The futuristic, and for some, frightening, question still remains though. If people and machines have been collaborating for years, will machines ever be able to exceed what they’ve been taught to do by humans? TTBOOK’s Steve Paulson asked Eck’s Google colleague — Blaise Agüera y Arcas, who leads Google’s machine intelligence group — what he thinks.

Blaise Agüera y Arcas: Yes, I think they can. What is really interesting about the modern systems, is that they start off as disorganized neural networks, like a bunch of model neurons wired up in a random way. And then they learn from example. As you teach examples, [the neural networks] do develop concepts, and they do develop understanding of some sort. And I think that one can use that term [“understanding”] in a legitimate sense.

I'm not, by any means, saying that [these systems] are conscious, or that they have ideas, or are creative. But I am definitely saying that surprise is possible with a system like that.

Steve Paulson: You’re talking about the world of art, then. About the capacity to create a new kind of art that that humans could never dream up because, I don't know, there is a different kind of logic when it comes to machine learning.

BA: That's true. When we see some of the things that are generated or hallucinated by deep neural nets, it's a really trippy and weird kind of art, and it's not something that I've seen any person paint. So, yeah, it is new and different.

SP: Will we have a new kind of Turing Test to tell if art is created by a computer or not?

BA: I think that more fundamentally, the question is flawed, because whenever art is created it's always created by some kind of hybrid between what we think of as people and what we think of as technology. When I use paintbrushes, a camera, or Photoshop, I am using technology, and it's not separate from us. We are a technological species.

For Agüera y Arcas, modern technology’s strides have stretched his own appreciation of art, and has even led to the reimagining of who, or what, might make it into our creative canon.

SP: So even the great novel? Something like “War and Peace,” an epic novel that seems to express something timeless about about human nature -- you're saying computers, in the future, will be able to write those?

BA: I think that is like asking “will you ever be able to take a picture that looks like a Caravaggio?” The answer is yes.

If you set up a studio very carefully, or use Photoshop, or something to synthesize brushstrokes that look realistic, then you can set up a photographic situation in the studio that takes a picture that looks like a Caravaggio. It doesn't diminish Caravaggio, and it doesn't diminish modern painting.

I'm not sure the question is even interesting, if that makes sense.

SP: (Laughs.) I guess I’m trying to hold onto more than a shred of human originality here, and you're kind of blowing that idea out of the water.

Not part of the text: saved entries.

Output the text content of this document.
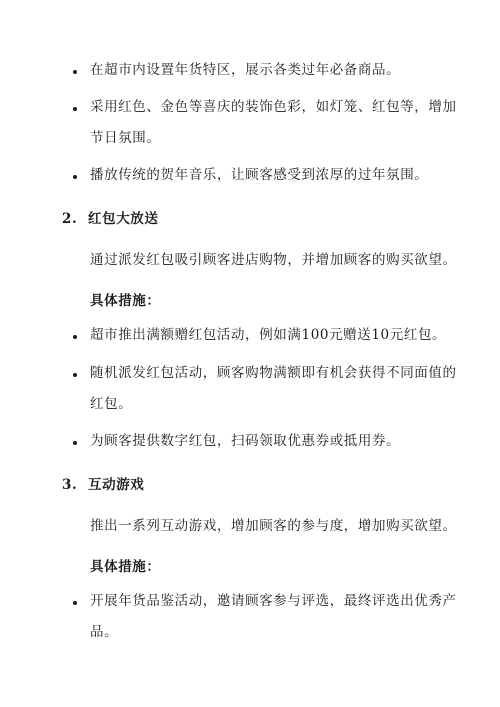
在超市内设置年货特区，展示各类过年必备商品。
采用红色、金色等喜庆的装饰色彩，如灯笼、红包等，增加
节日氛围。
播放传统的贺年音乐，让顾客感受到浓厚的过年氛围。
2. 红包大放送
通过派发红包吸引顾客进店购物，并增加顾客的购买欲望。
具体措施：
超市推出满额赠红包活动，例如满100元赠送10元红包。
随机派发红包活动，顾客购物满额即有机会获得不同面值的
红包。
为顾客提供数字红包，扫码领取优惠券或抵用券。
3. 互动游戏
推出一系列互动游戏，增加顾客的参与度，增加购买欲望。
具体措施：
开展年货品鉴活动，邀请顾客参与评选，最终评选出优秀产
品。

BA: Well, I'm not that into human exceptionalism, I suppose. I'm not sure that I buy it. And I think that investing a lot of our identity in this idea of being exceptional relative to our machines seems like shifting sands. And it seems like it's denying what is most interesting about our humanity, which is our ability to shape our environment and to grow in ways that exceed the capabilities of our own body collectively and individually.